TableRow extends UIComponent and defines methods to access elements in the row. The main problem has been split into smaller ones, and we have written a very small amount of code.

Finally, we can define SamplePage.

class SamplePage(Page):

    def __init__(self, driver):
        Page.__init__(self, driver, 'sample page')
        self.add_trait(lambda: SampleTable(self.driver).is_present(), 'has table')

    def load(self):
        self.driver.get('http://the-internet.herokuapp.com/challenging_dom')
        return self

    def read_first_table_row(self):
        table_rows = SampleTable(self.driver).get_items()
        return [i for i in table_rows[0].values()]

One thing to notice here is that the table object is created afresh every time read_first_table_row() is called. While this makes sense in most cases, as the content of the page may change dynamically after loading (this is often the case for tables), in this case inspection of the Table class tells us that calling __init__() does not result in any WebDriver operation.

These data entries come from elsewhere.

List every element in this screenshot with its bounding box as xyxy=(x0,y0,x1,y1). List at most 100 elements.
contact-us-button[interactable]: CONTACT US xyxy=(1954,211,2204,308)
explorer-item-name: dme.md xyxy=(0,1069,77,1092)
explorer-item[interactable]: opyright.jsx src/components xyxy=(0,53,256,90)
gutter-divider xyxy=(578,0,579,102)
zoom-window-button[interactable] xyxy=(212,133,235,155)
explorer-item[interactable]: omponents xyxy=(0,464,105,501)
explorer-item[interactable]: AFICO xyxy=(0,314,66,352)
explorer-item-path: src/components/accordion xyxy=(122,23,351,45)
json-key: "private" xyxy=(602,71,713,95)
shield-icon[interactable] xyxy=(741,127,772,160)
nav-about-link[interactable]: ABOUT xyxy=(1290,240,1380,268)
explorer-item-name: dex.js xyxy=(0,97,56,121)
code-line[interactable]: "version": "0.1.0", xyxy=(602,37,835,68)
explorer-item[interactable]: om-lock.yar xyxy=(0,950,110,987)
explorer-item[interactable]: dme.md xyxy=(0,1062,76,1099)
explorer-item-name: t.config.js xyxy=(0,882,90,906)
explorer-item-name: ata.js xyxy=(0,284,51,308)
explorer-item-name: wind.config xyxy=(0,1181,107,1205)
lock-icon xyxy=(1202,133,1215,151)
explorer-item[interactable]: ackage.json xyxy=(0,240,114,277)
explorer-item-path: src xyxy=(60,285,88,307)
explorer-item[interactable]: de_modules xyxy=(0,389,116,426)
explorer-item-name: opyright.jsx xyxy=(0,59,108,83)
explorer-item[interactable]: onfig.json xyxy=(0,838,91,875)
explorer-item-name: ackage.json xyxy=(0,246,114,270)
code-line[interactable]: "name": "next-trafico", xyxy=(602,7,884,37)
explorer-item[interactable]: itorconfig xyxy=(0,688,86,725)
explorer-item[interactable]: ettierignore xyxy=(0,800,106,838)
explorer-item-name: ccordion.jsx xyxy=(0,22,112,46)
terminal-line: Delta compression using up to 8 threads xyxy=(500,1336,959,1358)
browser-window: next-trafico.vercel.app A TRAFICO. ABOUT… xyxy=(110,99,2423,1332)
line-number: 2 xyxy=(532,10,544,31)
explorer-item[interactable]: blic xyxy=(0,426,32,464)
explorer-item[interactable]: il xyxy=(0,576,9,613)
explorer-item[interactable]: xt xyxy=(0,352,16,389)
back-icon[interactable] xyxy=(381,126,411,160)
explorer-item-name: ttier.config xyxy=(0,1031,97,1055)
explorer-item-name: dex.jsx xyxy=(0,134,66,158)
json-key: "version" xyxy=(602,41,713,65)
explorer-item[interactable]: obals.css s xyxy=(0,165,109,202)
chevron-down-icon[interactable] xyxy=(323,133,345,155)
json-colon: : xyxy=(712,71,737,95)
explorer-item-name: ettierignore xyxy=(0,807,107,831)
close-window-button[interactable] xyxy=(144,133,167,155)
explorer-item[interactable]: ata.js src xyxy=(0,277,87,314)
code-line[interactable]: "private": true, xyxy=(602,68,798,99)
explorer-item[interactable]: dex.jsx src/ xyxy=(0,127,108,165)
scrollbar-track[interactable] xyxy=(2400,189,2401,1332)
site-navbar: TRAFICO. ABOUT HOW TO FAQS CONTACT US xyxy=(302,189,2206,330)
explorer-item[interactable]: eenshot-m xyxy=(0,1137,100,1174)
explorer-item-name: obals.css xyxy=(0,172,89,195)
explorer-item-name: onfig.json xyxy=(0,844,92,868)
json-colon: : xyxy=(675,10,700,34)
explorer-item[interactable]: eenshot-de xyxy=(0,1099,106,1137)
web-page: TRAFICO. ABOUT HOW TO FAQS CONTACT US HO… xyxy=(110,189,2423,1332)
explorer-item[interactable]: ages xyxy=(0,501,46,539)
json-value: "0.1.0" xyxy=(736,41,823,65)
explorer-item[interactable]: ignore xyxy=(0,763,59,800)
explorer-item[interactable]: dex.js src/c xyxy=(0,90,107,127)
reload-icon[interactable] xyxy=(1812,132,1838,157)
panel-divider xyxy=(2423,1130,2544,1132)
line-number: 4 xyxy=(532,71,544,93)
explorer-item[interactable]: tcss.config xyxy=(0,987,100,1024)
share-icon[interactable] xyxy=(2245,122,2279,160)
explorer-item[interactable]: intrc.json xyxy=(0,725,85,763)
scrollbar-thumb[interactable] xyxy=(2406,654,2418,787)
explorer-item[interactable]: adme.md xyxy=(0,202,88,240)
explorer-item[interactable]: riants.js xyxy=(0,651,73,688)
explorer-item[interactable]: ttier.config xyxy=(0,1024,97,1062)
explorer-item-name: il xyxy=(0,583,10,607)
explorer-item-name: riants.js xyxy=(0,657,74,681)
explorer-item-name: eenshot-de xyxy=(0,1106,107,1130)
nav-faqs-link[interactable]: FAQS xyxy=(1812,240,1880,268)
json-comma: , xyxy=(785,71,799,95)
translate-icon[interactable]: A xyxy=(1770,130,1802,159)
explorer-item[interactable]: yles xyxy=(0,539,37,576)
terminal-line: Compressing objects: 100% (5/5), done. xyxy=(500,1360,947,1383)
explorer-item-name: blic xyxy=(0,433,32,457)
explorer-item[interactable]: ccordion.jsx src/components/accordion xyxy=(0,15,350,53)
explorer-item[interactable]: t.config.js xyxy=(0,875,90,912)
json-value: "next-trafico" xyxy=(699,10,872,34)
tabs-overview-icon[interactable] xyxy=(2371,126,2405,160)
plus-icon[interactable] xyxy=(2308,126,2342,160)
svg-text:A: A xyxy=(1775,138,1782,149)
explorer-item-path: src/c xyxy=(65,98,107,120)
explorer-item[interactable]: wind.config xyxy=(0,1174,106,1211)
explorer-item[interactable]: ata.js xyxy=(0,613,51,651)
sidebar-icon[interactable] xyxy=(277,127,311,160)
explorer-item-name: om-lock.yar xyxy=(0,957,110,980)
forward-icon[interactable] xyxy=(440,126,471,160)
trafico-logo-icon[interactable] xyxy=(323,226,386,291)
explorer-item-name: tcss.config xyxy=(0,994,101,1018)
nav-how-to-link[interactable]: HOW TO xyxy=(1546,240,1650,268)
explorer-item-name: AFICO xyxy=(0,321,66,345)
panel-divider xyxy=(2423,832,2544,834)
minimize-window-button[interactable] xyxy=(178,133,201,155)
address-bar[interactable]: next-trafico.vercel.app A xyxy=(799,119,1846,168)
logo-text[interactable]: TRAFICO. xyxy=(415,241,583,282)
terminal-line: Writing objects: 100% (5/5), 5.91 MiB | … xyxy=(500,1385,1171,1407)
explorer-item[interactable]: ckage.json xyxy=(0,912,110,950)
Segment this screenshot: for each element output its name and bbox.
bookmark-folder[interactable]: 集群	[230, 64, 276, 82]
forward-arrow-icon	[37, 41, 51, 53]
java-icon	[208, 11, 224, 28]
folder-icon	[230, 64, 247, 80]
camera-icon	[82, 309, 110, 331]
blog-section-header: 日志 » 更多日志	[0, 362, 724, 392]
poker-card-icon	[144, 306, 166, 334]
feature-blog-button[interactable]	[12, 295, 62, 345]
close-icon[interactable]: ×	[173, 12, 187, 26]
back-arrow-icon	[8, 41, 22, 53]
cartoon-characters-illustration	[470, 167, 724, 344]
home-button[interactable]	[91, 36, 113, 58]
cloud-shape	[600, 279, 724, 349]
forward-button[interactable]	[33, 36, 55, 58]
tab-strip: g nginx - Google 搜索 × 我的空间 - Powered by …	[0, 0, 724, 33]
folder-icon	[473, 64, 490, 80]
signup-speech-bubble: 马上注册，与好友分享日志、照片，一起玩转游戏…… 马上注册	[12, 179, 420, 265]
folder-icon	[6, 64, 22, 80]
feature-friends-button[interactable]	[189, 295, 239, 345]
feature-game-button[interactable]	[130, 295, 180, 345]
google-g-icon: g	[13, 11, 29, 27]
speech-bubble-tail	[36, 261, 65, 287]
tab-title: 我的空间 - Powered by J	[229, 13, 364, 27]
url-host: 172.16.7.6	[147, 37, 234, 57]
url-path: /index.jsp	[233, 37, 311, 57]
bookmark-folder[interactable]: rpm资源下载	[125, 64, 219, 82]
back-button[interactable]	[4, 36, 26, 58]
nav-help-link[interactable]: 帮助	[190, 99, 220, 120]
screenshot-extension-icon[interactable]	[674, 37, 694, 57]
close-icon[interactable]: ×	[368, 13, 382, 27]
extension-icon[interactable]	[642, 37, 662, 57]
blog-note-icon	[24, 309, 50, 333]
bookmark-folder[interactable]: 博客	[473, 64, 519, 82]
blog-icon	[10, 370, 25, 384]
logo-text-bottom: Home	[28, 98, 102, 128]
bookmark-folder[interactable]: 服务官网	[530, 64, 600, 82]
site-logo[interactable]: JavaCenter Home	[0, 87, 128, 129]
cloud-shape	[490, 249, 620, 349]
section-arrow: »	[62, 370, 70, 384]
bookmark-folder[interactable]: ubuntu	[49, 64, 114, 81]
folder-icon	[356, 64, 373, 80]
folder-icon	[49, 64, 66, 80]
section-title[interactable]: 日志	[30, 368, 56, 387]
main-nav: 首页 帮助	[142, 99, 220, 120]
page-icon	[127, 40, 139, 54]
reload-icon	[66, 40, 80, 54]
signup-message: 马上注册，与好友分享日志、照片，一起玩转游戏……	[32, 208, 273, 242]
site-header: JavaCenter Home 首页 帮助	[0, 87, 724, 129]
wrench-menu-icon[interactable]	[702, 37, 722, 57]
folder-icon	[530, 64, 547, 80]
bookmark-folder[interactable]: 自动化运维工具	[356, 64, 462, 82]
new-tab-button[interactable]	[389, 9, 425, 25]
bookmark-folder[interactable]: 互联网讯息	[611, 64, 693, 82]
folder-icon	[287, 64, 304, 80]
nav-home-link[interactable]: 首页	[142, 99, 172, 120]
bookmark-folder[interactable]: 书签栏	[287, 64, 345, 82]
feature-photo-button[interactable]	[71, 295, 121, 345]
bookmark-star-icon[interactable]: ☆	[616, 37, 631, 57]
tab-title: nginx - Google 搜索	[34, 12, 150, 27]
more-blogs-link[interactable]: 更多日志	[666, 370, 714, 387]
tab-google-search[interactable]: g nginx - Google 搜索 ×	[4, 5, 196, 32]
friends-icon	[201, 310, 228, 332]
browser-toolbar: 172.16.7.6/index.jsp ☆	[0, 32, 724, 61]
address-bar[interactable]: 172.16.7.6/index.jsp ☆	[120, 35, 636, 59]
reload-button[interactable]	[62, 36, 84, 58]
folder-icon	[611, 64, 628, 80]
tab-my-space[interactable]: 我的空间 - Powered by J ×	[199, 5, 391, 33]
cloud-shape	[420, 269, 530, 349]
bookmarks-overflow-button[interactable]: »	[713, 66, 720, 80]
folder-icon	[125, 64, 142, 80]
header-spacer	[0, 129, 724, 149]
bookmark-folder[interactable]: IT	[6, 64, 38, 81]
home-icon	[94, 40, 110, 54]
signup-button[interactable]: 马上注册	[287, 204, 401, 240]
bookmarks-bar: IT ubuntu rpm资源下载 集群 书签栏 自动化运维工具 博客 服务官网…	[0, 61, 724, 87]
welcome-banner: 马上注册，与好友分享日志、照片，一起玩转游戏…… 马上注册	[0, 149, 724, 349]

The only moment when we locate elements on the DOM is when we call get_items().

This is the other key-concept of pages: by using UIComponent, we can build components that instantiate a WebElement only when we need to use it. This eliminates the possibility of StaleElementReferenceException(s) to be raised during the execution.

Logging

pages adds only a NullHandler to the loggers. In order to turn on logging generated inside the library you can rely on root logger or set on explicitly. To turn on logging from your application code, for instance:

logging.getLogger('pages').setLevel(logging.DEBUG)
logging.basicConfig(level=logging.INFO)

This will set log level to DEBUG.

Distributing pages

pages is distributed on PyPI.

Instructions

  • Ensure .pypirc is present.
  • Update __version__ under pages/__init__.py.
  • Run distribute.sh under the script folder.

License

pages is licensed under the Apache Software License 2.0 provision.